Era inutile; i nostri punti di vista apparivano inconciliabili. Tuttavia, mi colpiva lo splendore del sole, il calore che mi circondava, come se quella terra mi avesse scelto una volta per tutte. Non intendevo spezzare l’attimo di pace che la natura mi stava offrendo, dopo il lutto interminabile. Ho accettato di rilevare le quote, e al ritorno ho comunicato la mia decisione a Kosmas; lui, incredibilmente allegro, ha preso da uno scrittoio sporco una pila di documenti che ho firmato in fretta. L’indomani, una transazione bancaria di importo quasi irrisorio perfezionava l’accordo. Risalendo in taxi verso l’albergo, ho ammirato per un attimo il suo tranquillo disordine dall’alto di una curva.
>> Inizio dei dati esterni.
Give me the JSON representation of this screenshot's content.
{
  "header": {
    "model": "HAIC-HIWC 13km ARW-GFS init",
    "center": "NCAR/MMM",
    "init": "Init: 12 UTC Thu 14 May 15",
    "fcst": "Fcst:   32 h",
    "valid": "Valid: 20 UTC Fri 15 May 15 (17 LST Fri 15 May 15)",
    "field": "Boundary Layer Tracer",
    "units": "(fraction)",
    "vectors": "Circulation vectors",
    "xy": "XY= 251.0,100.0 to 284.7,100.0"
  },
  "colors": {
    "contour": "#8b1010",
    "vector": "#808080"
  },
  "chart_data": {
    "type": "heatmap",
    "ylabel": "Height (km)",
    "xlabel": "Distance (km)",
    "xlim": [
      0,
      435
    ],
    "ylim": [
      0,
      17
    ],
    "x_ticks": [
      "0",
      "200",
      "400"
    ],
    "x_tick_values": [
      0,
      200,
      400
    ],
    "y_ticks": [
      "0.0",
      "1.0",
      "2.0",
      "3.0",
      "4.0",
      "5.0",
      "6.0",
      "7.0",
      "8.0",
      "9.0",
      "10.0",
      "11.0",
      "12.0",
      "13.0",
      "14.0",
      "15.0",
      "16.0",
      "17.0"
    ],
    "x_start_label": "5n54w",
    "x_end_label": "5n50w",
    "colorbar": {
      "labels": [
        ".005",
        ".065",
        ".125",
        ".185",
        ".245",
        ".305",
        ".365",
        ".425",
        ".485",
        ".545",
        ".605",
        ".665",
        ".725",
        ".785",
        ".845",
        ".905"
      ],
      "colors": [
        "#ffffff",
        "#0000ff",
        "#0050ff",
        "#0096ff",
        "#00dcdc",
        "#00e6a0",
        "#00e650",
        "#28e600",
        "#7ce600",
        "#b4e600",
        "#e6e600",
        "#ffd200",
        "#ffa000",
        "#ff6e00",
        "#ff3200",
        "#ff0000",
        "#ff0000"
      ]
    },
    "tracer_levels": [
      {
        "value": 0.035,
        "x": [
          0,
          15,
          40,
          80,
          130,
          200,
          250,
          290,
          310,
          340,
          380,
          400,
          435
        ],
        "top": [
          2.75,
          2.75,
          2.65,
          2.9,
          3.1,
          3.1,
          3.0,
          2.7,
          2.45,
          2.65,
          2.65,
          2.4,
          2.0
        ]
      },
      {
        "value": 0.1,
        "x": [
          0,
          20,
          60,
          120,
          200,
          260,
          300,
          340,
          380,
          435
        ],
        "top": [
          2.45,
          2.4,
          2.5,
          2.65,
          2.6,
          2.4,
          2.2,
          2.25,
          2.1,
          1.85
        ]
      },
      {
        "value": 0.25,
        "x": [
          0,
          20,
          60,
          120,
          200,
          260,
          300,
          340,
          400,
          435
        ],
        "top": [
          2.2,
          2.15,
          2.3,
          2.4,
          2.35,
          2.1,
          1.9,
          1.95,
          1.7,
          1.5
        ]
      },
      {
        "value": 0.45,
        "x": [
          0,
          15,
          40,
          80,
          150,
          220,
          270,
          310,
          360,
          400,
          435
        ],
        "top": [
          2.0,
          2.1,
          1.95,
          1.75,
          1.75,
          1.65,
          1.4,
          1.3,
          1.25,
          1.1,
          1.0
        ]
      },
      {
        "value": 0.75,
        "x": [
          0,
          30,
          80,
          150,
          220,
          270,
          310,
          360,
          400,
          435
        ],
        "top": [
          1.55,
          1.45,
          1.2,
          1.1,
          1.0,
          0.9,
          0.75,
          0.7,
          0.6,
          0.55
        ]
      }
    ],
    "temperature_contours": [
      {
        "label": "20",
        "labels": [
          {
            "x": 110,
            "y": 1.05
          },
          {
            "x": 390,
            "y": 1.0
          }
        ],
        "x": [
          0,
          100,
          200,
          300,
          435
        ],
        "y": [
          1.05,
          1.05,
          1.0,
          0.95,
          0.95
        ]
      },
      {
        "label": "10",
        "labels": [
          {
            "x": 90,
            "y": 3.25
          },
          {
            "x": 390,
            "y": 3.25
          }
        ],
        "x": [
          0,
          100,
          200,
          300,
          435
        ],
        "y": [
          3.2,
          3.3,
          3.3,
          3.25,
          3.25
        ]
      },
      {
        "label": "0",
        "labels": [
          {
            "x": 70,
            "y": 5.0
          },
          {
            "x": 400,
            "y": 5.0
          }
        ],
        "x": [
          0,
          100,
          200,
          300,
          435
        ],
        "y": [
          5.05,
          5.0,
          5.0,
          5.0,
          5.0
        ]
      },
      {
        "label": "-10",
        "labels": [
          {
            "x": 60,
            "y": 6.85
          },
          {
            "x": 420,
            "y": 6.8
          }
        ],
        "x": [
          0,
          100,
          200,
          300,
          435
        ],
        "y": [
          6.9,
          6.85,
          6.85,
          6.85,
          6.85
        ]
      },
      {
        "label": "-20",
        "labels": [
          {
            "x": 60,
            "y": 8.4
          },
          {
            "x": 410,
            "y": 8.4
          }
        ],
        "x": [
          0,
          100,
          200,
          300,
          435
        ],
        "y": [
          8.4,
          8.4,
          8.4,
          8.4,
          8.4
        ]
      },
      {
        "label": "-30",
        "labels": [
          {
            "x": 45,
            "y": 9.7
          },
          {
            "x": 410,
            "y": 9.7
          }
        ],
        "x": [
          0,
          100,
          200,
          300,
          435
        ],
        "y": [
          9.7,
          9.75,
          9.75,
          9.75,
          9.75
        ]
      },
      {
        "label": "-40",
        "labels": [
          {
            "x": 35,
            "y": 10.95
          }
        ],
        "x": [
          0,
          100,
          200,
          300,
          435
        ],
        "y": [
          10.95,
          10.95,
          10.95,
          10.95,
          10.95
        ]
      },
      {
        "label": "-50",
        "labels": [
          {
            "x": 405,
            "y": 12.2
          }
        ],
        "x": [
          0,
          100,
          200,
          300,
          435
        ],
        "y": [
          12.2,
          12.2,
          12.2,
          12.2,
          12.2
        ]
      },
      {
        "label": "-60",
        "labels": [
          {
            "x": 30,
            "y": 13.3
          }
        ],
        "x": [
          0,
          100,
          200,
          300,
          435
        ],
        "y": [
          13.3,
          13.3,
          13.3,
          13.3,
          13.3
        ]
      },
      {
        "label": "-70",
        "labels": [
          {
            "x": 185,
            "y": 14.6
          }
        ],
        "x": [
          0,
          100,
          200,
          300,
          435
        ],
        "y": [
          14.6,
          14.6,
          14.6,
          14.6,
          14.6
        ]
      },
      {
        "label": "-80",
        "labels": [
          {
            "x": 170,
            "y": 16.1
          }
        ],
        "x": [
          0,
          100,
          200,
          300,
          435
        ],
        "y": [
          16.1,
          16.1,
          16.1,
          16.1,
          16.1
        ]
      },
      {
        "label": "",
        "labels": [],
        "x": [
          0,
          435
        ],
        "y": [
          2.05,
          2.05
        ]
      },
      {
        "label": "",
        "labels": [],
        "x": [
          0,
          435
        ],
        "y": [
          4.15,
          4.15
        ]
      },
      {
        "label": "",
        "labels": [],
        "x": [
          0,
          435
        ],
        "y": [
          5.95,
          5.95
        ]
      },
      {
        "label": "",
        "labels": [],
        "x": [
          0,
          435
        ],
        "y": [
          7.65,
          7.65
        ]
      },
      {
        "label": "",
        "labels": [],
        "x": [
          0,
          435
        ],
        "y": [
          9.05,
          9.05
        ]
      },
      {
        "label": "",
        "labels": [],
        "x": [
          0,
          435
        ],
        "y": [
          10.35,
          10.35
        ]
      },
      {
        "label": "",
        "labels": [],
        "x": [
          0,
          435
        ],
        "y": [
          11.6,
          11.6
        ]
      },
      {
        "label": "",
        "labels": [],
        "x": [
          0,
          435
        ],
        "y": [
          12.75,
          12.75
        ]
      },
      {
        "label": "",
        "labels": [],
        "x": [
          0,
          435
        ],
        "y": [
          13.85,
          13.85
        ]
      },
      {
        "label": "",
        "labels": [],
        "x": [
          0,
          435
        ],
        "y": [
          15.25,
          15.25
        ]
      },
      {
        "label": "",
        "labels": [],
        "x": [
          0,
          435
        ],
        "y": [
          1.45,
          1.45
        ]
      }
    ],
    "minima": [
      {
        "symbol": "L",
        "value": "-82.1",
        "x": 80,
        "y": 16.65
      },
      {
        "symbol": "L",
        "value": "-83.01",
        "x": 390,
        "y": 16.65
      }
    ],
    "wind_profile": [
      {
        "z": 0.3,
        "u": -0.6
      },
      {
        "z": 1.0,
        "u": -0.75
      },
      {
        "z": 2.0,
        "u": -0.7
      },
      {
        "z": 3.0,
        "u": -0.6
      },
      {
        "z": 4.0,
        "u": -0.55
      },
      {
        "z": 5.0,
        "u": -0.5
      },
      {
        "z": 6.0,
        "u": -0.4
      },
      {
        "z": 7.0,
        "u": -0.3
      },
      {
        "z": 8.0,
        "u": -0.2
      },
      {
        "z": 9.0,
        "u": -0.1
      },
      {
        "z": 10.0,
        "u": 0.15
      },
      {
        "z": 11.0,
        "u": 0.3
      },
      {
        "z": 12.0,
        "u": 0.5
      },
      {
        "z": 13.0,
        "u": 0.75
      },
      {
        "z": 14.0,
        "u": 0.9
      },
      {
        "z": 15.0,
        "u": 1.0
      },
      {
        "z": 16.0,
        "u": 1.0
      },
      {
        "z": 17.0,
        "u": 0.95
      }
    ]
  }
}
I problemi iniziarono subito dopo. Lei mi aspettava dietro ogni angolo, lasciava un fiore sul mio cuscino, appoggiava accanto alla finestra della camera un vassoio su cui riposavano brioches appena calde e frittate croccanti. A tavola ero il primo a essere servito, e il suo viso non osava mostrarsi direttamente al mio, preferendo rimanere nascosto nella penombra di una timidezza raggiante. Poi, arrivarono biglietti scritti con una grafia ricercata, poesie di qualche grande autore. Quando mi avrebbe rivelato il suo amore?

Presto, se come al solito non fossi fuggito. E, quel che è peggio, se non avessi rivenduto la proprietà, di nascosto, al farmacista del paese, un tipo dalla faccia avida e dalla carnagione eccessivamente pallida.